Eric Beauverd ajoute que les communes se doivent d’évoluer avec les nouvelles pratiques. L’authentification à double facteur ou encore le recours à un VPN sont entrés dans les habitudes. «Toutefois, ajoute-t-il, pour les plus petites communes, je crois qu’il devient de plus en plus compliqué de se protéger seul de son côté. Elles seraient très exposées.» De plus, si certaines petites communes ont travaillé de manière indépendante jusqu’à maintenant, c’est souvent grâce à un municipal qui disposait de connaissances approfondies en informatique. Le problème se pose lorsque l’élu en question ne se représente pas, déménage ou n’est pas réélu. De fait, la mutualisation participe également à une politique de sécurité informatique communale inscrite dans le temps et pérenne. La solution proposée dans les conventions entre Yverdon et les autres communes, celles-ci profitent d’un serveur dédié auquel personne d’autre n’a accès à part les représentants agréés de la commune en question.
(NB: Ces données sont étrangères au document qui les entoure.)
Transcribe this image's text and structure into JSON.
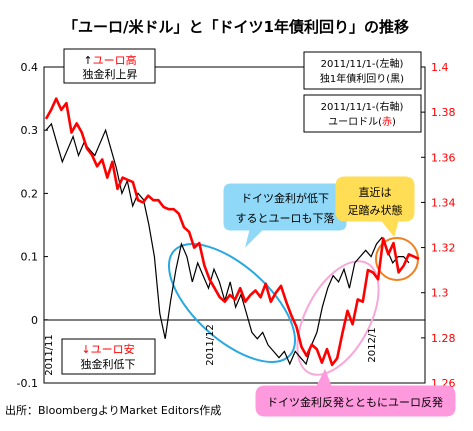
{
  "chart_data": {
    "type": "line",
    "title": "「ユーロ/米ドル」と「ドイツ1年債利回り」の推移",
    "x_tick_labels": [
      "2011/11",
      "2011/12",
      "2012/1"
    ],
    "y_left": {
      "min": -0.1,
      "max": 0.4,
      "ticks": [
        "0.4",
        "0.3",
        "0.2",
        "0.1",
        "0",
        "-0.1"
      ]
    },
    "y_right": {
      "min": 1.26,
      "max": 1.4,
      "ticks": [
        "1.4",
        "1.38",
        "1.36",
        "1.34",
        "1.32",
        "1.3",
        "1.28",
        "1.26"
      ]
    },
    "series": [
      {
        "color": "#000000",
        "axis": "left",
        "values": [
          0.3,
          0.31,
          0.28,
          0.25,
          0.27,
          0.29,
          0.26,
          0.28,
          0.27,
          0.26,
          0.28,
          0.3,
          0.27,
          0.24,
          0.2,
          0.22,
          0.18,
          0.2,
          0.19,
          0.15,
          0.1,
          0.01,
          -0.03,
          0.03,
          0.08,
          0.12,
          0.1,
          0.06,
          0.09,
          0.07,
          0.05,
          0.08,
          0.06,
          0.03,
          0.06,
          0.02,
          0.04,
          0.01,
          -0.02,
          -0.03,
          -0.02,
          -0.04,
          -0.05,
          -0.06,
          -0.05,
          -0.07,
          -0.05,
          -0.06,
          -0.07,
          -0.04,
          -0.02,
          0.02,
          0.05,
          0.07,
          0.06,
          0.08,
          0.05,
          0.09,
          0.1,
          0.11,
          0.1,
          0.12,
          0.13,
          0.11,
          0.09,
          0.1,
          0.1,
          0.09
        ]
      },
      {
        "color": "#ff0000",
        "axis": "right",
        "values": [
          1.377,
          1.381,
          1.386,
          1.381,
          1.384,
          1.371,
          1.375,
          1.371,
          1.364,
          1.361,
          1.356,
          1.359,
          1.351,
          1.358,
          1.346,
          1.351,
          1.35,
          1.349,
          1.341,
          1.34,
          1.343,
          1.341,
          1.341,
          1.338,
          1.337,
          1.337,
          1.335,
          1.329,
          1.327,
          1.32,
          1.322,
          1.312,
          1.306,
          1.302,
          1.298,
          1.296,
          1.299,
          1.297,
          1.302,
          1.296,
          1.299,
          1.301,
          1.298,
          1.304,
          1.296,
          1.3,
          1.303,
          1.296,
          1.29,
          1.285,
          1.276,
          1.272,
          1.277,
          1.275,
          1.269,
          1.275,
          1.268,
          1.271,
          1.282,
          1.292,
          1.286,
          1.297,
          1.296,
          1.31,
          1.309,
          1.306,
          1.324,
          1.317,
          1.322,
          1.309,
          1.312,
          1.317,
          1.316,
          1.315
        ]
      }
    ]
  },
  "annotations": {
    "top_left_arrow": "↑",
    "top_left_line1": "ユーロ高",
    "top_left_line2": "独金利上昇",
    "bottom_left_arrow": "↓",
    "bottom_left_line1": "ユーロ安",
    "bottom_left_line2": "独金利低下",
    "legend_left_line1": "2011/11/1-(左軸)",
    "legend_left_line2": "独1年債利回り(黒)",
    "legend_right_line1": "2011/11/1-(右軸)",
    "legend_right_line2_prefix": "ユーロドル(",
    "legend_right_line2_color": "赤",
    "legend_right_line2_suffix": ")",
    "callout_blue_line1": "ドイツ金利が低下",
    "callout_blue_line2": "するとユーロも下落",
    "callout_yellow_line1": "直近は",
    "callout_yellow_line2": "足踏み状態",
    "callout_pink": "ドイツ金利反発とともにユーロ反発",
    "source": "出所：BloombergよりMarket Editors作成"
  },
  "colors": {
    "red": "#ff0000",
    "blue_callout": "#8fd8f8",
    "blue_ellipse": "#2aa8e0",
    "yellow_callout": "#ffdd55",
    "orange_ellipse": "#f08020",
    "pink_callout": "#ff99dd",
    "pink_ellipse": "#f7a8d8"
  }
}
Partenariat gagnant-gagnant
Si la Commune de Grandson a fait office de pionnière, pas moins de sept autres communes se sont entendues avec le Service informatique de la Ville d’Yverdon-les-Bains jusqu’à aujourd’hui. Et il y en a d’autres qui ont déjà effectué le même choix (lire encadré ci-contre). Cette situation ressemble furieusement à un partenariat dont chaque partie prenante sort gagnante. «Nous sommes un peu le grand frère de la région en termes de compétences métier en informatique, reconnaît volontiers Fermino Cecchini, le chef du service informatique de la Cité thermale. Nous avons plus de moyens que les plus petites communes. Certaines se sont retrouvées démunies face à la gestion informatique, n’avaient pas forcément les ressources pour faire face aux besoins et aux risques grandissants qui demandent des réponses parfois très complexes. Mais, même avec les ressources d’une ville de 30 000 habitants, certains systèmes de sécurité actuels restent trop chers. Cette mutualisation des ressources nous permet d’une part d’accéder à ces logiciels mais également d’investir dans nos ressources humaines.» En effet, chaque poste possédant des compétences spécifiques est doublé afin d’éviter un problème en cas d’absence ou de maladie.
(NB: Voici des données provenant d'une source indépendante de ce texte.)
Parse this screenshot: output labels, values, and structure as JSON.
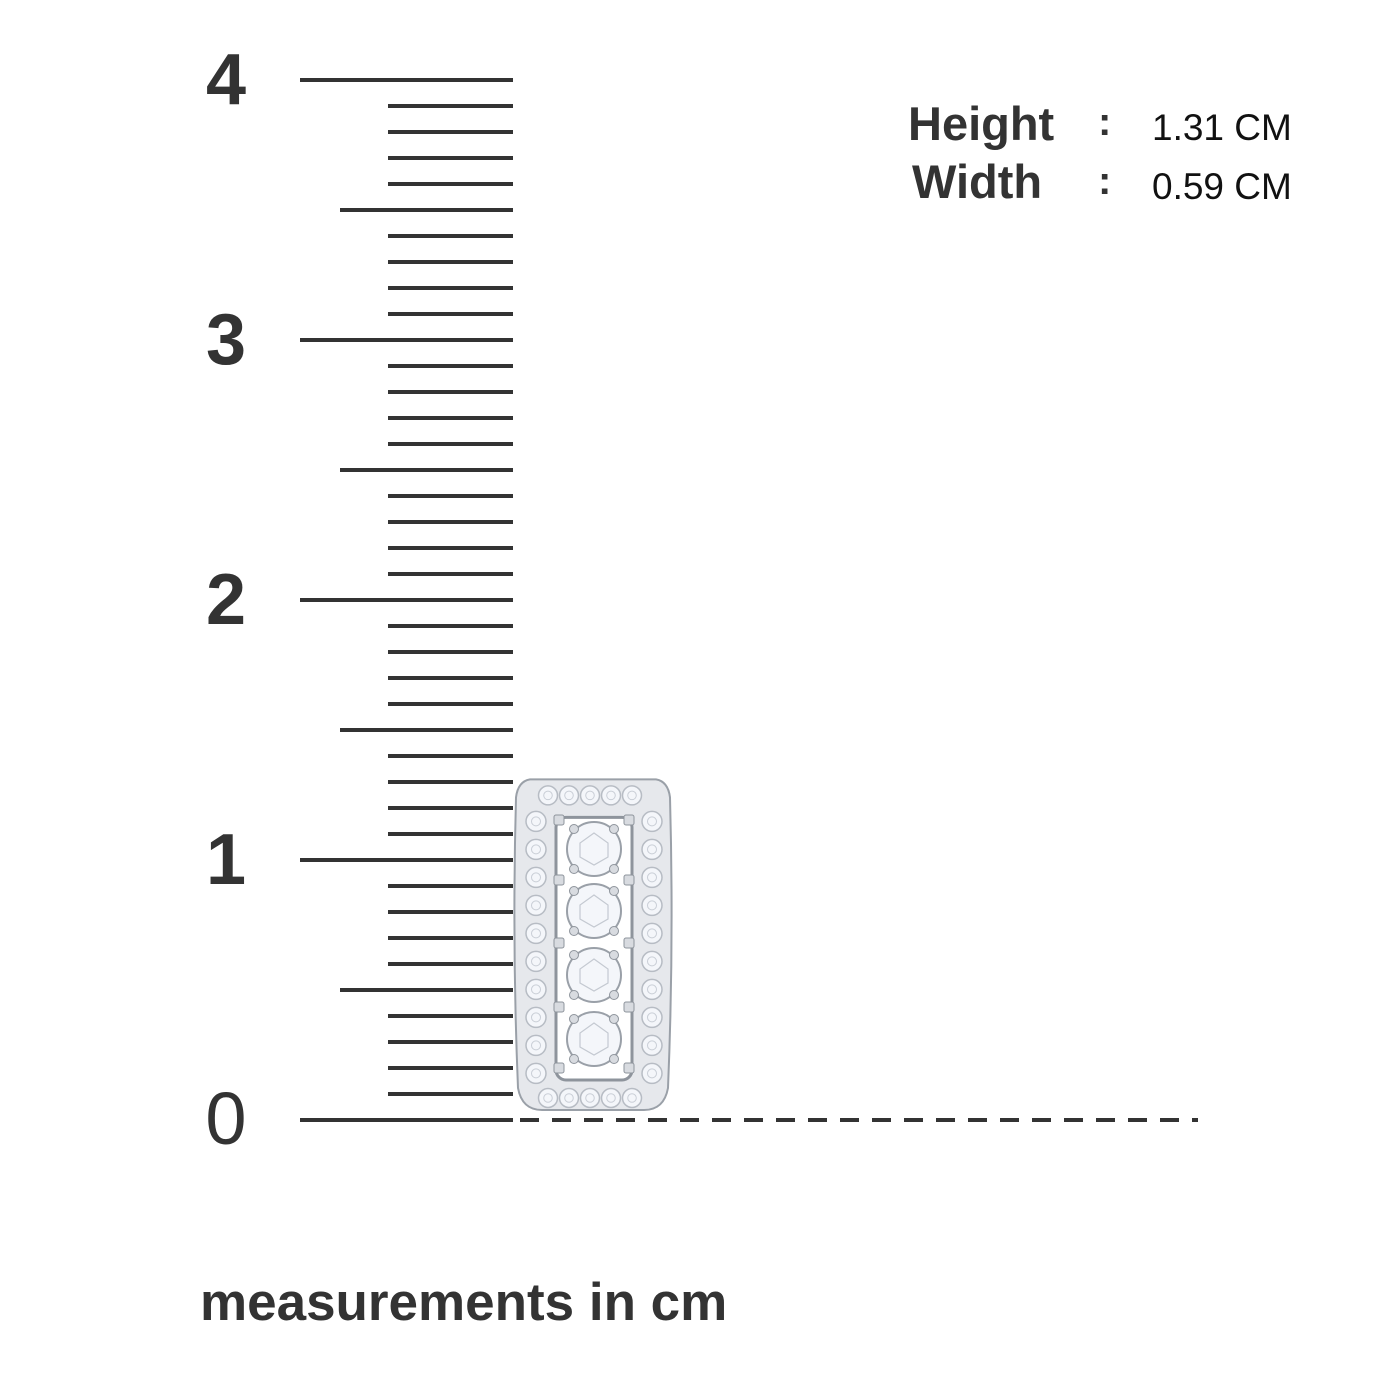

«Au final, ces collaborations demeurent relativement logiques, enchaîne Fermino Cecchini. Toutes les communes sont soumises aux mêmes lois, connaissent les mêmes problèmes et doivent gérer les mêmes données.» Par ailleurs, le fait de regrouper plusieurs communes permet à la Ville d’Yverdon-les-Bains de représenter une plus grande partie de la population et ainsi d’avoir plus de poids pour influencer les développements futurs lorsque des groupes de travail cantonaux sont organisés.
Une affaire de pros
Au final, on remarque que tous les aspects de la gestion des communes se professionnalisent. Et l’informatique, comme la cybersécurité, ne fait pas exception à cette règle.
Tout devient extrêmement pointu, plus réglementé, plus compliqué. Avec le risque, au final, que les élus locaux ne soient plus du tout en mesure de conserver la gestion au niveau communal et perdent petit à petit le contrôle sur certaines décisions.